DEV Community

Tanishq Kr. Kaushal
Tanishq Kr. Kaushal

Posted on

My personal practice while building websites.

If you're reading this, there's a 40% chance you're a front-end web developer, you might be a student, just getting into the field, or you might be an expert for 10+ years, one thing every single beginner front-end web developer and programmers in general, struggle is how to start that development process!
Of course we'll write the HTML first and do everything AFTER that, but still, we've got parts to design a site, HTML, CSS and JS, plus managing those 3 in order to keep the code clean and the site fast and that management is what troubles most new developers.
Every single developer out there has their own personal development procedure, and there is no wrong or right, it's totally subjective depending on what you prefer.
I'm here to share my own design and development system, which I feel might be useful if you get confused in what to do first.

Note: This procedure is recommended considering you're a beginner, you probably do now know a framework, you're getting your way around the holy trinity (HTML,CSS and JS) right now.

Initial data collection

Initialize by creating a project folder in a proper directory and not your desktop.

The first step that I take is collect all the data required for the website, this includes the images, audios, videos, backgrounds, patterns, the UX design and what not. Just everything you'll put inside the site or use as reference. Put all that inside a new folder named 'assets'. With this, you're done with your first step towards building the website.

Create the files

Now when you've collected the data, it's time to move on to the coding part, to start you'll have to create some files:

  • index.html
  • style.css
  • theme.css
  • selectors.js
  • script.js

These files are regarding a single page website. For the multi-page websites, I'll explain later.

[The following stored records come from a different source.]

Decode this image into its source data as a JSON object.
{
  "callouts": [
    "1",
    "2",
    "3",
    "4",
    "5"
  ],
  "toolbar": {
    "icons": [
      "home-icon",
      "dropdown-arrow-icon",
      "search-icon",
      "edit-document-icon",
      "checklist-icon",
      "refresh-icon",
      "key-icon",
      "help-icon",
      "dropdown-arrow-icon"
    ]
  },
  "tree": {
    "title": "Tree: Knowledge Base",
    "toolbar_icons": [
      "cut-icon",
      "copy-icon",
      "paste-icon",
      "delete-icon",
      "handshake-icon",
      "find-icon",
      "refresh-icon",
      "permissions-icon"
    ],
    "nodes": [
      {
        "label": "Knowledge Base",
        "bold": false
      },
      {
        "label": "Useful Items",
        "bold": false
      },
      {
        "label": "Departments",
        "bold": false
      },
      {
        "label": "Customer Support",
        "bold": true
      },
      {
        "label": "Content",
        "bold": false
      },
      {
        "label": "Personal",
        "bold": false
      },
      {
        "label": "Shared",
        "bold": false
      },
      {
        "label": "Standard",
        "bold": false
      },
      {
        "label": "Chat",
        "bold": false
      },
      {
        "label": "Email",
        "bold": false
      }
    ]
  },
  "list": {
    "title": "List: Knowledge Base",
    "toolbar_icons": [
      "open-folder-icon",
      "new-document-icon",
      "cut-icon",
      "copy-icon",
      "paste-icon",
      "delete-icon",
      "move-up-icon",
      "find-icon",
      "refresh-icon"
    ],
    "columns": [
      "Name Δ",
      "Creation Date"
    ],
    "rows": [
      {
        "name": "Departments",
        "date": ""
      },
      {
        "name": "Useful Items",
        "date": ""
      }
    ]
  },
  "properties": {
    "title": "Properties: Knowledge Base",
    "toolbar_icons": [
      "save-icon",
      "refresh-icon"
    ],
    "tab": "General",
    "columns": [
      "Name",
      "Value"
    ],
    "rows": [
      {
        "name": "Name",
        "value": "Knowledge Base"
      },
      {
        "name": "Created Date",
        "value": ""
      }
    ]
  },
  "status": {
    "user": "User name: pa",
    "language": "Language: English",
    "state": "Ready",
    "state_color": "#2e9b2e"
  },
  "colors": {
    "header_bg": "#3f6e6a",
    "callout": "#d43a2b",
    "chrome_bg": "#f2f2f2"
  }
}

index.html, you guessed it, the main page, the greeting webpage to the user.
style.css the style of that page, it'll include the the styling of particular elements in the page.
theme.css, is as it sounds, the theme of the website, here you'll define the :root variables, like theme colors, and border radius, the fonts throughout the website, any other themed element like scrollbar and other stuff, which is totally variable and could be changed in future without any hassles of going through the entire code again.
selectors.js, these includes all the document.querySelector() etc variables, the selectors stored inside variables to use inside the,
script.js file, the main JavaScript file, the logic to your website.
Having a selector file keeps your JS file clean and readable, and all you've to worry about is the code and not the selectors, because they're stored safely inside a different file.
So far, your project folder should look like this:
Image description

Coding the website

This is the fun part because we finally start the actual development.
Start off with the index file, put all the data inside, from the header icons and links, to the footer logo, everything, text, links, images, icons, purely in their original state, don't add any inline CSS or any script or CSS in the head or anywhere in the HTML, leave the HTML to be HTML.
Add the head files, add theme.css above style.css and selectors.js above script.js.
Now when you've thrown all the content inside your html file, it's time to start the styling, from the header to the footer, use a top to bottom approach and give everything the styles, the colors, sizes, background and everything, don't add the hover and clicking effects yet, leave them for later.
Now when we've completed the styling and our website looks like a static webpage, we're going to add the hover and click effects, and finally after that, comes to responsiveness. Add media queries to your website and make it functional.

Till this, you've a static and good looking webpage in your hand, now comes the JS, take all the classes and ids you think you'll use to manipulate the DOM, put them all in the selectors file. And finally start giving logic and functionality to your webpage by working on the script file.

If you've a multiple page website, what you should do it after coding the html of all those other pages, link the theme to them as well, and then give separate style sheets, try to have similar looking elements throughout your site, reusable content and a design system to reduce your styling process.

And that, is my personal procedure before starting a project with the holy trinity, hope you liked it!

Top comments (1)

Collapse
 
andrewbaisden profile image
Andrew Baisden

Good beginner tutorial I remember developing websites this way years ago before JavaScript frameworks took over.